Der Staatsauftrag der DDR war selbstverständlich politisch motiviert und zielte darauf ab, die DDR in die Tradition der Bundschuh-Bewegung zu rücken, um diesen Teil Deutschlands als Vollstrecker universeller Gerechtigkeit darzustellen und implizit das westliche Deutschland als Bewahrer von Unterdrückung, Gewalt und Unrecht zu zeigen. Ein typisches Historiengemälde kam für Werner Tübke ebensowenig in Frage wie ein politisches Propagandabild. Werner Tübke wollte kein dokumentarisches Bild einer Schlacht erstellen, sondern ein Kunstwerk mit umfassender Verallgemeinerung und machte seine künstlerische Autonomie zur Bedingung. Mangels Alternativen ging der Auftrag zur Ausführung 1976 an Werner Tübke. Innerhalb der Vorgabe, ein Bauernkriegspanorama mit dem offiziellen Titel 'Frühbürgerliche Revolution in Deutschland' zu malen, ließ sich Werner Tübke weitgehende Gestaltungsfreiheit hinsichtlich des künstlerischen Konzeptes und der Ausführung garantieren.
 
1976 nahm Werner Tübke die über insgesamt 12 Jahre laufende Arbeit auf. Nach vierjähriger Vorarbeit malte Werner Tübke mit Unterstützung von bis zu 14 Helfern täglich ca. 10 Stunden vor Ort auf Gerüsten ausschließlich an diesem Bild. Alle anderen Arbeiten oder Verpflichtungen waren niedergelegt oder ruhten. Ca. 60 % des Bildes sind nach dessen Einschätzung von Werner Tübke selbst gemalt.


Gemäldeausschnitt des Bauernkriegspanoramas im Panorama Museum 

Am 16. September 1987 setzte Werner Tübke seine Signatur unter das fertige Werk. Weitere 2 Jahre sollten ins Land gehen, bis am 14. September 1989 das Museum eröffnet und der Öffentlichkeit übergeben wurde. Höchste politische Prominenz blieb der Eröffnungsfeier fern.

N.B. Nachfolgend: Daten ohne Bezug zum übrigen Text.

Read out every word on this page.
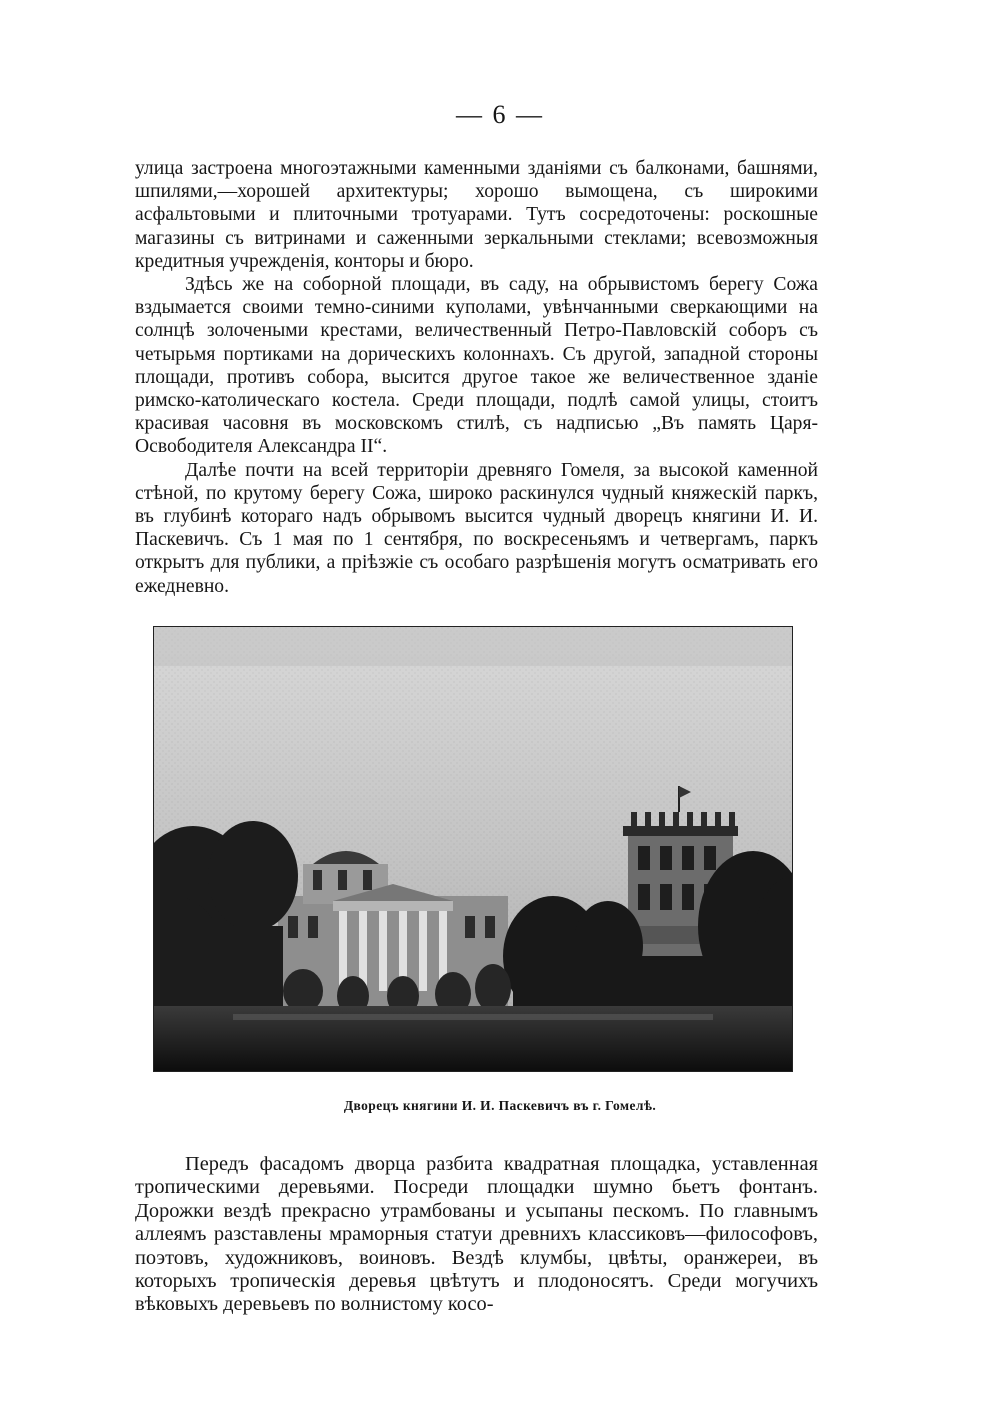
— 6 —

улица застроена многоэтажными каменными зданіями съ балконами, башнями, шпилями,—хорошей архитектуры; хорошо вымощена, съ широкими асфальтовыми и плиточными тротуарами. Тутъ сосредоточены: роскошные магазины съ витринами и саженными зеркальными стеклами; всевозможныя кредитныя учрежденія, конторы и бюро.

Здѣсь же на соборной площади, въ саду, на обрывистомъ берегу Сожа вздымается своими темно-синими куполами, увѣнчанными сверкающими на солнцѣ золочеными крестами, величественный Петро-Павловскій соборъ съ четырьмя портиками на дорическихъ колоннахъ. Съ другой, западной стороны площади, противъ собора, высится другое такое же величественное зданіе римско-католическаго костела. Среди площади, подлѣ самой улицы, стоитъ красивая часовня въ московскомъ стилѣ, съ надписью „Въ память Царя-Освободителя Александра II“.

Далѣе почти на всей территоріи древняго Гомеля, за высокой каменной стѣной, по крутому берегу Сожа, широко раскинулся чудный княжескій паркъ, въ глубинѣ котораго надъ обрывомъ высится чудный дворецъ княгини И. И. Паскевичъ. Съ 1 мая по 1 сентября, по воскресеньямъ и четвергамъ, паркъ открытъ для публики, а пріѣзжіе съ особаго разрѣшенія могутъ осматривать его ежедневно.

Дворецъ княгини И. И. Паскевичъ въ г. Гомелѣ.

Передъ фасадомъ дворца разбита квадратная площадка, уставленная тропическими деревьями. Посреди площадки шумно бьетъ фонтанъ. Дорожки вездѣ прекрасно утрамбованы и усыпаны пескомъ. По главнымъ аллеямъ разставлены мраморныя статуи древнихъ классиковъ—философовъ, поэтовъ, художниковъ, воиновъ. Вездѣ клумбы, цвѣты, оранжереи, въ которыхъ тропическія деревья цвѣтутъ и плодоносятъ. Среди могучихъ вѣковыхъ деревьевъ по волнистому косо-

Das Monumentalgemälde im Stil des magischen Realismus beschränkt sich auf keinen zeitlichen und räumlichen Ausschnitt einer Epoche, sondern bildet auf einer Fläche von 1772 qm ein Puzzle mit 75 Schlüsselszenen, in denen mehr als 3.000 Personen dargestellt sind, von denen viele als historische Figuren erkennbar sind. Werner Tübke geht es jedoch nicht um die Darstellung historischer Ereignisse. Er visualisiert in einer suggestiven Bildsprache allegorische Szenen menschlicher Leidenschaften und Ängste, die an Bilder von Hieronymus Bosch oder von Malern aus der Breughel-Familie erinnern. Erklärt hat der Künstler sein Werk nie.


Detailmotiv des Panoramabildes
Detailmotiv des Panoramabildes
Detailmotiv des Panoramabildes

Der westdeutsche Kunsthistoriker Eduard Beaucamp interpretierte das 14 × 123 Meter große Rundbild mit dem Titel „Frühbürgerliche Revolution in Deutschland“ als „historische Parabel menschlicher Irrungen und Wirrungen" und erklärt in einem Nachruf zu Tübkes Tod vom 27.05.2004: "Das thüringische Bauernkriegspanorama (1976 bis 1987) ist keine didaktische Großillustration, sondern eine historische Parabel menschlicher Irrungen und Wirrungen mit Durchblick auf gesellschaftliche Unruhen, Umbrüche und Glaubenskämpfe der Moderne, auf eine Welt nicht im Aufbruch, sondern im Taumel einer Spätzeit: Weltgeschichte vollzieht sich als Weltgericht."(1)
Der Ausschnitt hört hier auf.